Logo ele que sempre estudou na melhor escola. No melhor de tudo. No melhor do melhor. Condições sempre teve de viajar pelo Brasil e pelo mundo. Fala fluentemente, fluentemente.

 

Tudo que é língua. 

How are you, mother?
I love my mother.

 

Mammy.

 

Menino cheio de ternura, um capetinha azul. A coisa mais linda correndo pela casa, bagunçando os móveis, pedalando as plantas. Que maravilhoso futuro o aguardava. Nada parecido com esse futuro, agora. 
 
Que horas são essas? Que horas? Minha cabeça anda tonta. 

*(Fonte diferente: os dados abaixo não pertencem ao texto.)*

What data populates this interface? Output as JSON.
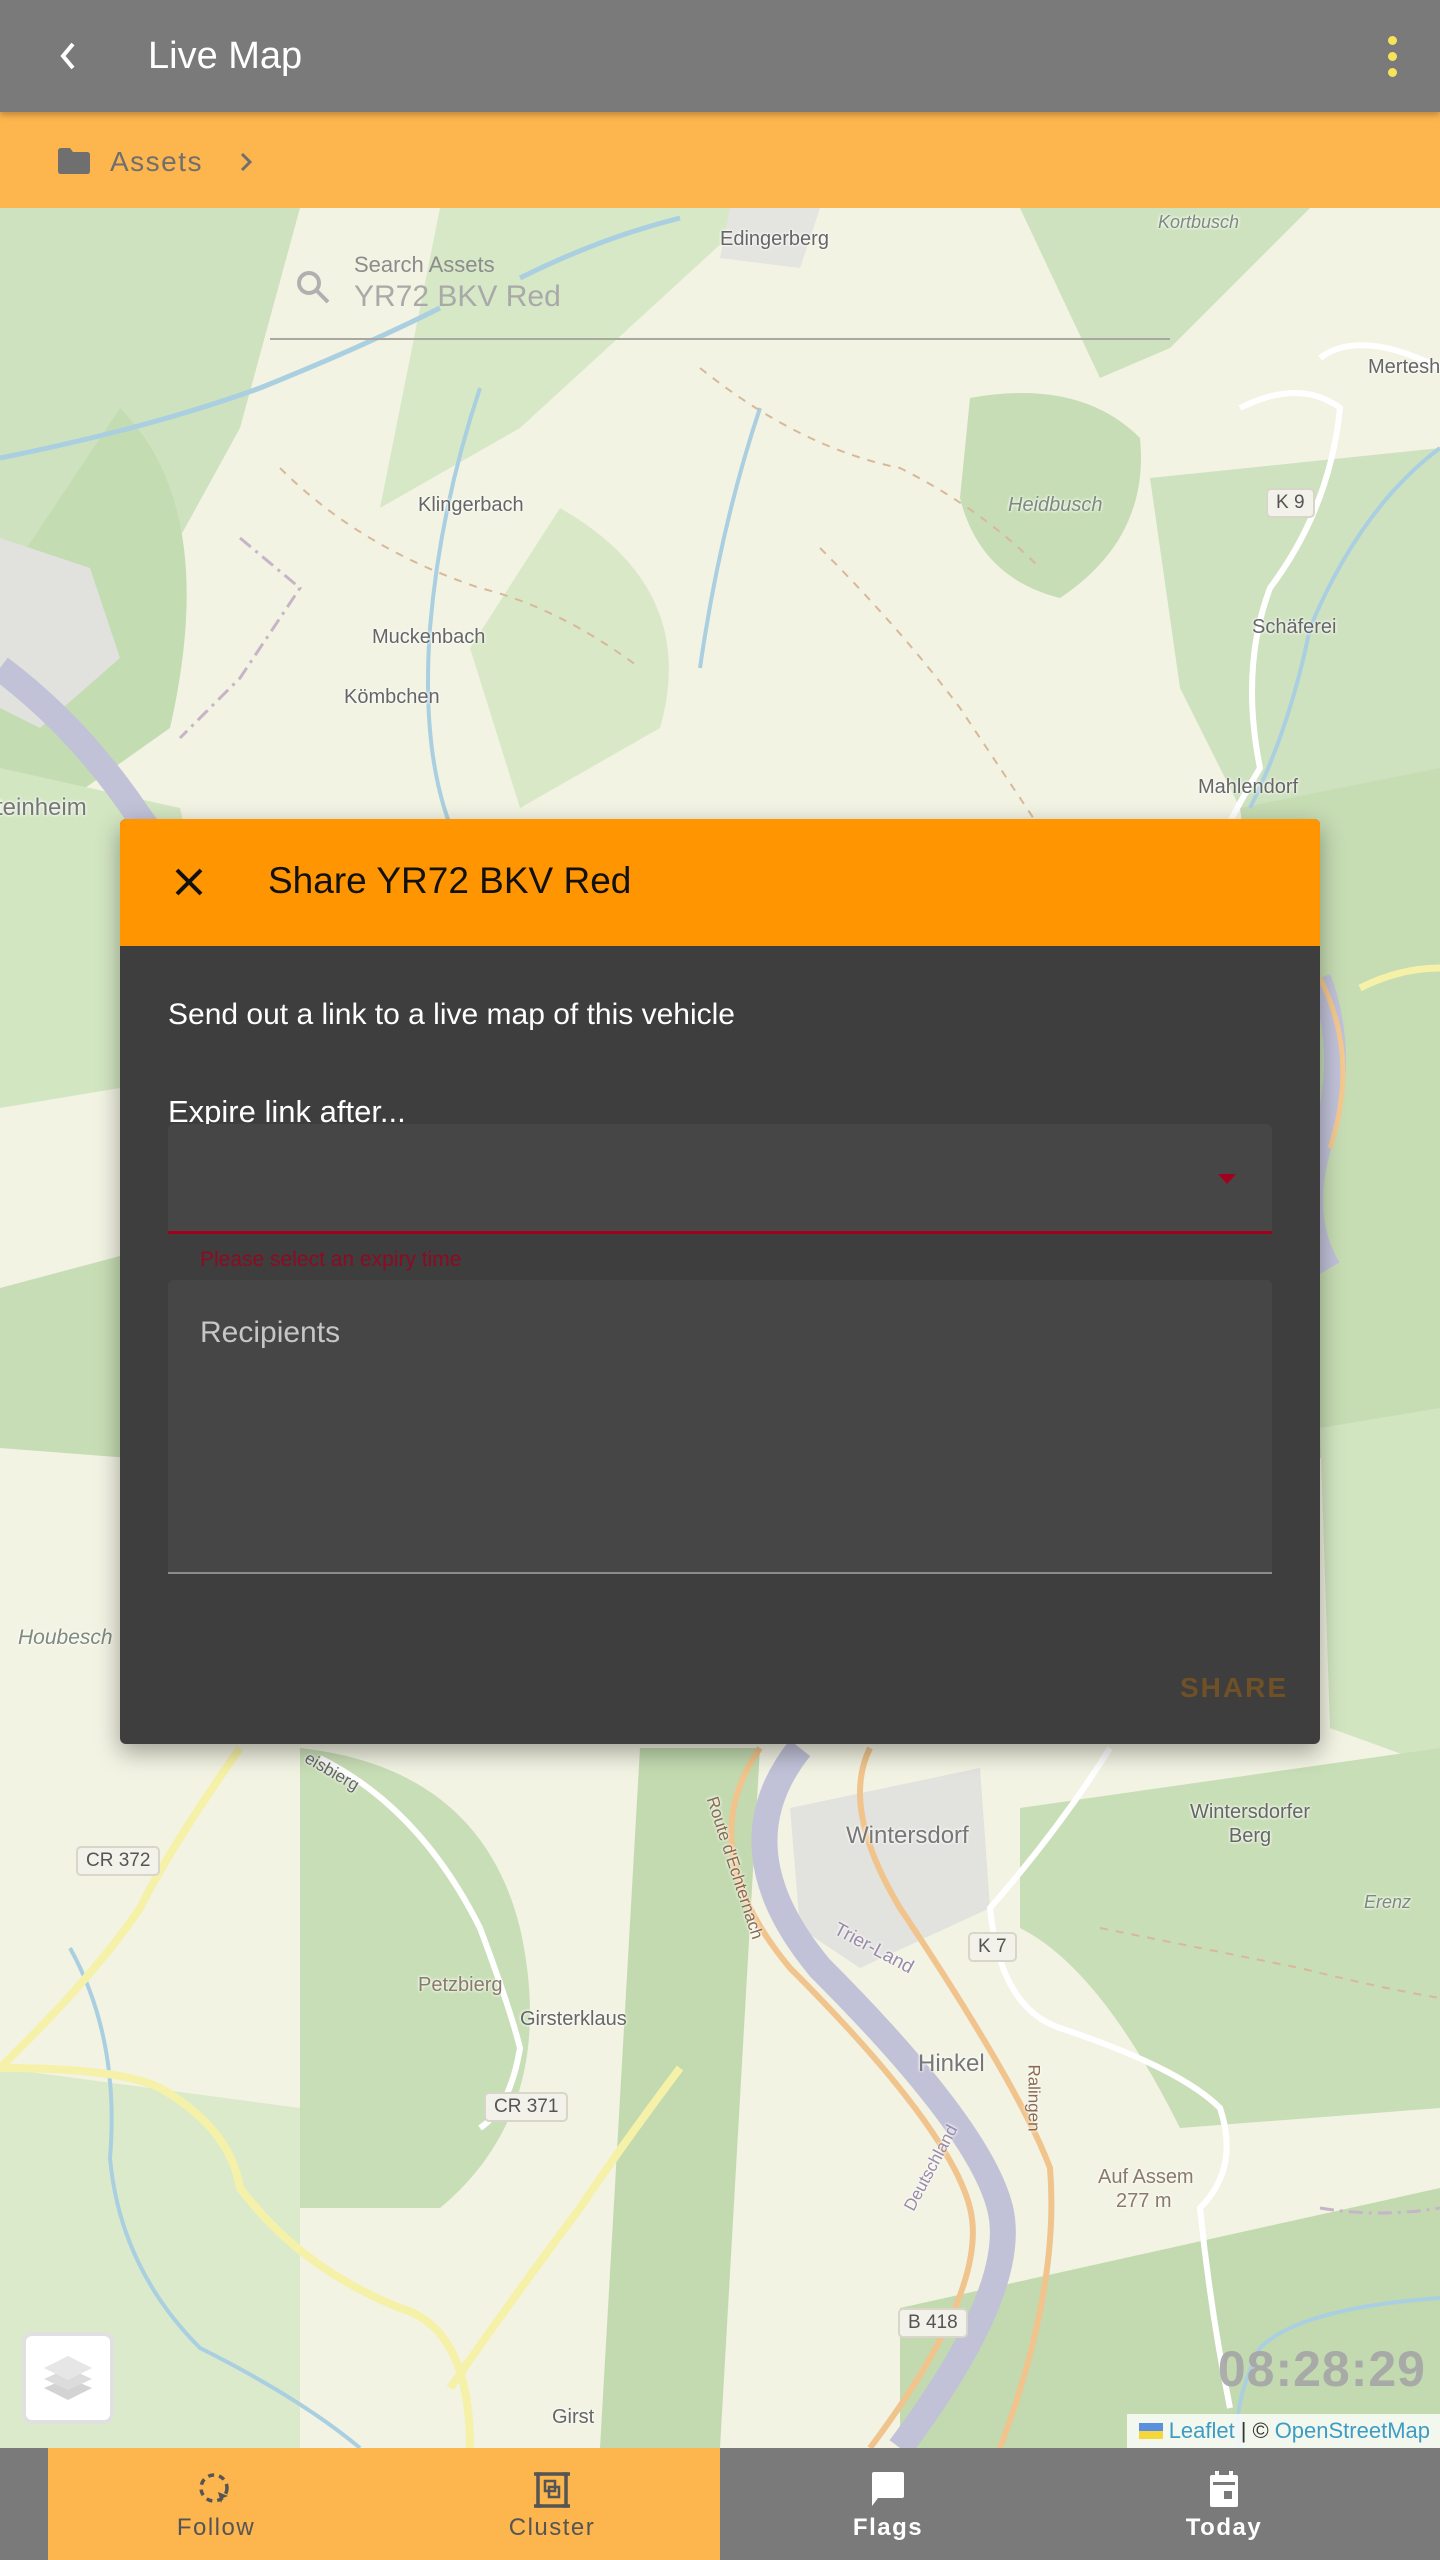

Tudo é um sonho, um sonho. Um pesadelo de mau gosto. Ele nunca foi um menino assim, bruto. Assim, desumano. Deselegante. Desamável, inculto. Muito pelo contrário: ouvia Beethoven, tocava piano. Nunca gostou de rock. Nunca pôs um cigarro na boca, bebida, droga de maconha. 
 
Sempre pedia à mesa suco de morango. E um canudo. Consumia um litro de água por dia. Cuidava da saúde. Sempre dizia: "O corpo é a casa do espírito. E a casa sempre precisa estar arrumada e limpa e protegida". 
 
Bem protegida.

Amigo e companheiro como ele não havia. Gostava também de poesia. Vivia recitando coisas pelo jardim. No computador ainda pisca um verso assim: "Eu nasci assim capim". E eu achava aquele verso engraçado. 
 
Enfim. 

Dizia também que o Brasil era um país sem cultura. Sem cultura. Ele ajudava a cultura. Não entendia tanta gente no olho da rua. Ajudava a filantropia. Quantas vezes saiu para dar aula no subúrbio? Adorava os pobres. Pelos pobres era capaz de fazer tudo. 
 

Tudo.

Não quero pensar nisso. Os pobres estragaram o menino, quem sabe? Alguém pôs um mau caminho no seu caminho.

 
Não, não acredito. É impossível. Fazer o que ele fez, deve ter sido a conjugação dos planetas, o movimento da maré. Alguma nuvem mal que se aproximou do seu signo. A lua crescente, minguante. A força dos planetas, algum desastre no céu de março. Mercúrio e Plutão em quadratura. 
 
Não sei onde li isso. De repente, a gente vai lembrando de coisa muito maluca. 
 
O ascendente dele é Câncer.

Lembrei: é Câncer.

Ouço a chegada da viatura. Outros tiros pela casa. Outros tiros pela casa.
O estardalhaço que a imprensa vai fazer do caso. O povo à rua querendo
queimá-lo vivo.

Saiam já da minha porta. Da minha porta. Não deixarei que façam isso. É tudo mentira. Não existe sangue. Não estou morrendo, o mundo não está morrendo, ninguém está morrendo. Estamos todos bem. 
 
Amém.

Venha e abrace sua mãe, hã, hein? Fique calmo, fique tranqüilo. Este inferno é só um inferno astral.

Meu filho.


*

 

Marcelino Freire é pisciano. Nasceu em 20 de março de 1967, na cidade de Sertânia, interior de Pernambuco. Vive em São Paulo desde 1991. Escreveu, entre outros, eraOdito, Angu de Sangue e  BaléRalé, todos publicados pela Ateliê Editorial. O conto Filhinho de Peixes faz parte da antologia Zodíaco, a ser publicada pela Nova Alexandria ainda este ano.